The low drag of the Stag was due in part to wind-tunnel research performed at the National Advisory Committee for Aeronautics’ Langley Memorial Laboratory (under Fred Weick, who would later design the Ercoupe) and at the Guggenheim Aeronautical Laboratory at Caltech (GALCIT). The NACA contribution was the round cowling, fully enclosing the engine, that would eventually be used on practically every radial-engine airplane — except crop-dusters, which don’t care about drag. Behind the circular outlet slot at the rear edge of the cowling, the Stag’s firewall blended with a smooth curve into a windscreen so steeply raked that it was nearly flat, and from there, seamlessly into the leading edge of the wing.
From GALCIT came the wing root fairing, which had been developed for the Northrop Alpha, a very clean all-metal low-wing cantilever monoplane of 1930 to which the Stag was quite similar in weight, power and wing loading. The Alpha’s problem, which it shared with all low-wing airplanes, was flow separation, particularly in climb, in the diverging channel between the downward-sloping top surface of the wing and the upward-sloping underside of the fuselage. GALCIT studies produced the concave fillet, extending behind the wing and blending gradually into the fuselage, that would henceforth grace many low-wing airplanes. The Stag’s big fillet swept upward in a gentle S-curve, extending more than halfway to the empennage and giving the aft fuselage the graceful cusped shape of a modern composite single.

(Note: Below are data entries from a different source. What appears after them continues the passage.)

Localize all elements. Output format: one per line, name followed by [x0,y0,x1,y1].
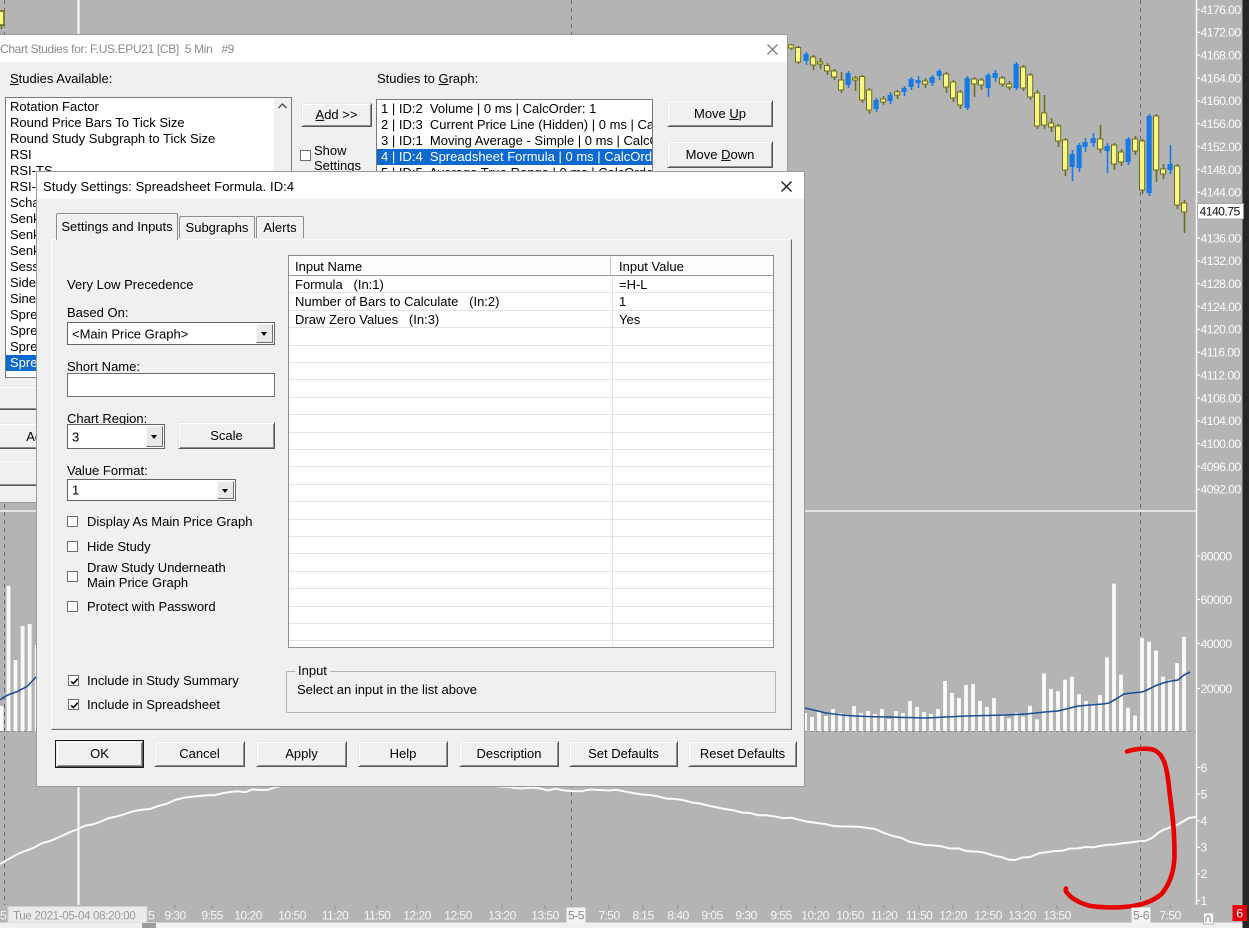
svg-text:12:20: 12:20 [939,909,967,923]
svg-text:10:50: 10:50 [836,909,864,923]
svg-text:80000: 80000 [1201,549,1233,563]
svg-text:8:40: 8:40 [667,909,689,923]
svg-text:4120.00: 4120.00 [1201,323,1242,337]
svg-text:11:20: 11:20 [322,909,349,923]
svg-text:9:30: 9:30 [735,909,757,923]
svg-text:4124.00: 4124.00 [1201,300,1242,314]
svg-text:13:20: 13:20 [1008,909,1036,923]
svg-text:4176.00: 4176.00 [1201,3,1242,17]
svg-text:4144.00: 4144.00 [1201,186,1242,200]
svg-text:4156.00: 4156.00 [1201,117,1242,131]
svg-text:4108.00: 4108.00 [1201,391,1242,405]
svg-text:5: 5 [1201,787,1208,801]
svg-text:3: 3 [1201,841,1208,855]
svg-text:11:50: 11:50 [906,909,933,923]
svg-text:60000: 60000 [1201,593,1233,607]
svg-text:12:50: 12:50 [974,909,1002,923]
svg-text:4096.00: 4096.00 [1201,460,1242,474]
svg-text:4: 4 [1201,814,1208,828]
svg-text:6: 6 [1236,907,1243,921]
svg-text:7:50: 7:50 [1159,909,1181,923]
svg-text:4104.00: 4104.00 [1201,414,1242,428]
svg-text:9:55: 9:55 [201,909,223,923]
svg-text:2: 2 [1201,867,1208,881]
svg-text:4164.00: 4164.00 [1201,71,1242,85]
svg-text:7:50: 7:50 [598,909,620,923]
svg-text:9:55: 9:55 [770,909,792,923]
svg-text:40000: 40000 [1201,637,1233,651]
svg-text:4128.00: 4128.00 [1201,277,1242,291]
svg-text:5: 5 [148,909,155,923]
svg-text:4132.00: 4132.00 [1201,254,1242,268]
svg-text:13:20: 13:20 [488,909,516,923]
svg-text:4172.00: 4172.00 [1201,26,1242,40]
svg-text:12:20: 12:20 [403,909,431,923]
svg-text:5-6: 5-6 [1133,909,1150,923]
svg-text:4112.00: 4112.00 [1201,368,1241,382]
svg-text:4152.00: 4152.00 [1201,140,1242,154]
svg-text:4136.00: 4136.00 [1201,231,1242,245]
svg-text:Tue 2021-05-04 08:20:00: Tue 2021-05-04 08:20:00 [13,910,135,923]
svg-text:10:20: 10:20 [234,909,262,923]
svg-text:4160.00: 4160.00 [1201,94,1242,108]
svg-text:4148.00: 4148.00 [1201,163,1242,177]
svg-text:4168.00: 4168.00 [1201,49,1242,63]
svg-text:20000: 20000 [1201,682,1233,696]
svg-text:4100.00: 4100.00 [1201,437,1242,451]
svg-text:1: 1 [1201,894,1208,908]
svg-text:9:30: 9:30 [164,909,186,923]
svg-text:11:50: 11:50 [364,909,391,923]
svg-text:10:50: 10:50 [278,909,306,923]
svg-text:8:15: 8:15 [632,909,654,923]
svg-text:4140.75: 4140.75 [1200,205,1241,219]
svg-text:4092.00: 4092.00 [1201,483,1242,497]
svg-text:5-5: 5-5 [568,909,585,923]
svg-text:11:20: 11:20 [871,909,898,923]
svg-text:13:50: 13:50 [1043,909,1071,923]
svg-text:10:20: 10:20 [801,909,829,923]
svg-text:9:05: 9:05 [701,909,723,923]
svg-text:4116.00: 4116.00 [1201,346,1241,360]
svg-text:6: 6 [1201,761,1208,775]
svg-text:13:50: 13:50 [531,909,559,923]
svg-text:12:50: 12:50 [444,909,472,923]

Although the feasibility of cantilever biplanes had been demonstrated by Fokker during World War I, Wells chose to accept the drag penalty of interplane bracing. But he made use of the thickness of the plywood-skinned Clark (and, later, NACA 23000-series) airfoil to carry torsional loads and replaced the customary N-struts and multiple sets of bracing wires with a single streamlined interplane strut and a single pair of wires.
Though it was stylish and fast and came at the climax of the biplane era, the Staggerwing was obsolete when it was new. Its contemporaries, such as the Alpha and the Douglas DC-1, were metal cantilever monoplanes of the type that would dominate aviation for the next 70 years, leaving the Staggerwing — a nostalgic and inimitable jewel — behind.